Эти слова лишь казались вызывающе циничными, а на деле скорее потрафляли давно утвердившейся моде патетически провозглашать, что воруют все, и ловко притупляли пытливость горожан. Вдову не трогали, более того, она снискала славу милой и остроумной бабенки. Между тем в ее шутейном послесловии к жизни старика Ознобкина содержался несомненный намек на правду, ибо этот старик был темной личностью, и вдовье высказывание о быстроте совершенной им кражи могло соответствовать действительности лишь в том философском смысле, что даже и продолжительное, по человеческим меркам, существование ее покойного мужа было все же только кратким мгновением в сравнении с вечностью.

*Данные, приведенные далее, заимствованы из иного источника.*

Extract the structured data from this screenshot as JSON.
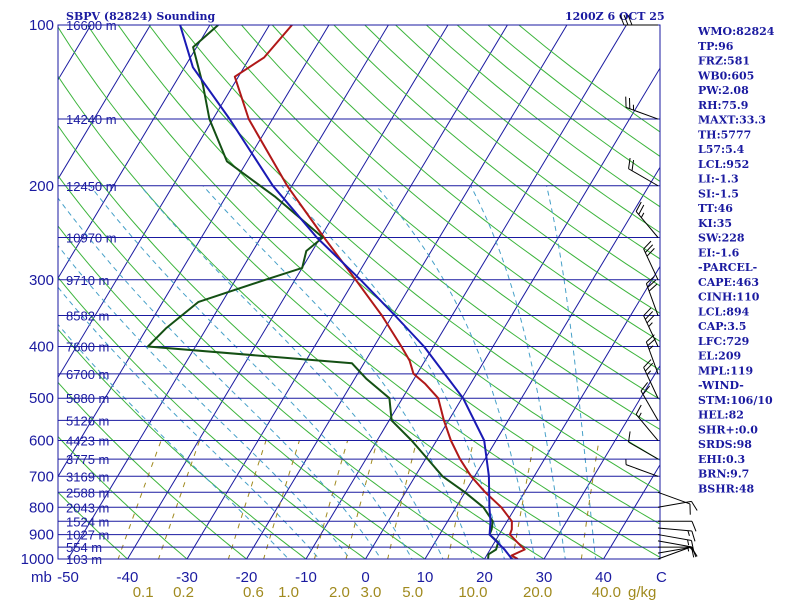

Весь тот год, что она прожила на положении вдовы, Катя Ознобкина популяризировала в Беловодске свои мощные культурные запросы. Она бывала на разных выставках и презентациях, ее видели даже в местном театре драмы и комедии, но это уже смахивало на недоразумение, поскольку упомянутый театр, унылый до невозможности, был последним местом, куда пошел бы просвещенный и благоразумный человек. Цивилизующий гений, дух культурного благоустройства овладел вдовой Ознобкиной ровно на столько, на сколько можно овладеть женщиной без того, чтобы она почувствовала себя готовой пуститься во все тяжкие, и теперь выглядывал из нее с подобием некоторой даже интеллектуальности. Заневестившись у этого скорее домовитого, чем раздольного и бесхозного духа, Катюша и устроила в своем знаменитом особняке нечто вроде салона, где собирались сливки местного общества.